For a managed VMware environment, the script runs on the VMM server. In a managed VMware environment, Operations Manager agents are not required on the VirtualCenter Server or the ESX Server hosts. Instead, VMM manages the VMware environment remotely through the VirtualCenter server’s Web Service API. For this reason, the scripts for remedial actions run locally on the VMM server.
Although no Operations Manager agents are required on ESX Server hosts, to monitor the guest computers you must install Operations Manager agents on the guest operating systems of the virtual machines on the hosts.
Configuring Security for Reporting
For reporting, VMM leverages the reporting engine for Operations Manager 2007. VMM reports are generated by the Operations Manager reporting server but are available in Reporting view of the VMM Administrator Console.
Connections for Reporting
The VMM Administrator Console connects directly to the SQL Reporting Services Web Services interface to generate the list of available reports in Reporting view of the VMM Administrator Console and to generate reports based on parameters that the VMM administrator enters. For these communications, VMM uses the HTTP protocol over default port 80. The URL, including the port of the Reporting Server, is specified in global settings for VMM. For more information, in VMM 2008 Help, see How to Specify the Reporting Server for VMM (http://go.microsoft.com/fwlink/?LinkId=162981).
For more information about connections in Operations Manager 2007, see Authentication and Data Encryption for Windows Computers in Operations Manager 2007 (http://go.microsoft.com/fwlink/?LinkId=154128).

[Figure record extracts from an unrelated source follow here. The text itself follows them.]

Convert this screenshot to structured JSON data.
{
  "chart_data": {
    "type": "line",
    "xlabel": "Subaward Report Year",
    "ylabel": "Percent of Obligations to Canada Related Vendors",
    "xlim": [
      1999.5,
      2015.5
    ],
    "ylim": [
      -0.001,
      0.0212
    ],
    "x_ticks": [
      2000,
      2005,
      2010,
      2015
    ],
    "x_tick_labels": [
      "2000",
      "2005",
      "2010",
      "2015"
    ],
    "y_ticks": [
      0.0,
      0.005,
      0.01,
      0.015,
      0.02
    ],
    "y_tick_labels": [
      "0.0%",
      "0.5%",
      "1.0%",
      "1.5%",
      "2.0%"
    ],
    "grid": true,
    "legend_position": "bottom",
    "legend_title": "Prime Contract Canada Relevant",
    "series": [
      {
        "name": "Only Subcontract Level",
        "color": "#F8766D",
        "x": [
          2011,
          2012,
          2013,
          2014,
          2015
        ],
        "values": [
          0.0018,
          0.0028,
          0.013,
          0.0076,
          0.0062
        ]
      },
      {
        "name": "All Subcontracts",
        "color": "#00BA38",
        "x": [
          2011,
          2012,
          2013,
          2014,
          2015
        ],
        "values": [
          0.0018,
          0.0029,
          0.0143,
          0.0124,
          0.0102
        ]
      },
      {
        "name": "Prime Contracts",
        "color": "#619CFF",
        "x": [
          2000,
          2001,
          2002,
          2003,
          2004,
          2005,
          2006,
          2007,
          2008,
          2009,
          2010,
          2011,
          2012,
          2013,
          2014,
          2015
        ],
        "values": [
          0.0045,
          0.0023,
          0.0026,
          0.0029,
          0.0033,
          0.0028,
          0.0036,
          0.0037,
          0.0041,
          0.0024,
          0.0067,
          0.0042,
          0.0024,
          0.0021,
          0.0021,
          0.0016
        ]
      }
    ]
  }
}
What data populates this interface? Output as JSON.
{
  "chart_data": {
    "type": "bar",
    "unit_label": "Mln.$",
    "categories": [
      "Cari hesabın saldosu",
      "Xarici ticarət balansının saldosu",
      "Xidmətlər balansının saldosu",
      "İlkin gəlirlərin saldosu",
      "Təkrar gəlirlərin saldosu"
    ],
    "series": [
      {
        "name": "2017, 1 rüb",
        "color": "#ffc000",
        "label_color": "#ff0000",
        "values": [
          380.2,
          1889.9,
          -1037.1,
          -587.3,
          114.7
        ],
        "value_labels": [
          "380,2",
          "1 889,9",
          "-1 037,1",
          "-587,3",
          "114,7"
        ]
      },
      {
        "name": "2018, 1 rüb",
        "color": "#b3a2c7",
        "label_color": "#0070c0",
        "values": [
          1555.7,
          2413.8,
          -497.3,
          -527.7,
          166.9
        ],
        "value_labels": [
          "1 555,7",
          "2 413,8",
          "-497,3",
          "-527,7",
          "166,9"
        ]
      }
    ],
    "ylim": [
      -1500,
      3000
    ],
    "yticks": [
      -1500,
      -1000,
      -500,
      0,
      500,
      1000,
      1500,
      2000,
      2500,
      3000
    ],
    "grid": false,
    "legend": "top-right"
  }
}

Account Requirements for Reporting
By selecting a report, the VMM administrator opens a session with SQL Server Reporting Services on the Operations Manager reporting server. Therefore, authorization for VMM reports occurs in Operations Manager, through its user roles.
To enable VMM administrators to view and run reports in Reporting view, you must add their domain accounts to the Report Operators role in Operations Manager. For instructions, see How to Add Users or Groups to the Report Operator User Role in Operations Manager 2007 (http://go.microsoft.com/fwlink/?LinkId=103589).
Add only trusted administrators to Report Operators user role. Role members have access to all report data in the Reporting Data Warehouse and are not limited by scope.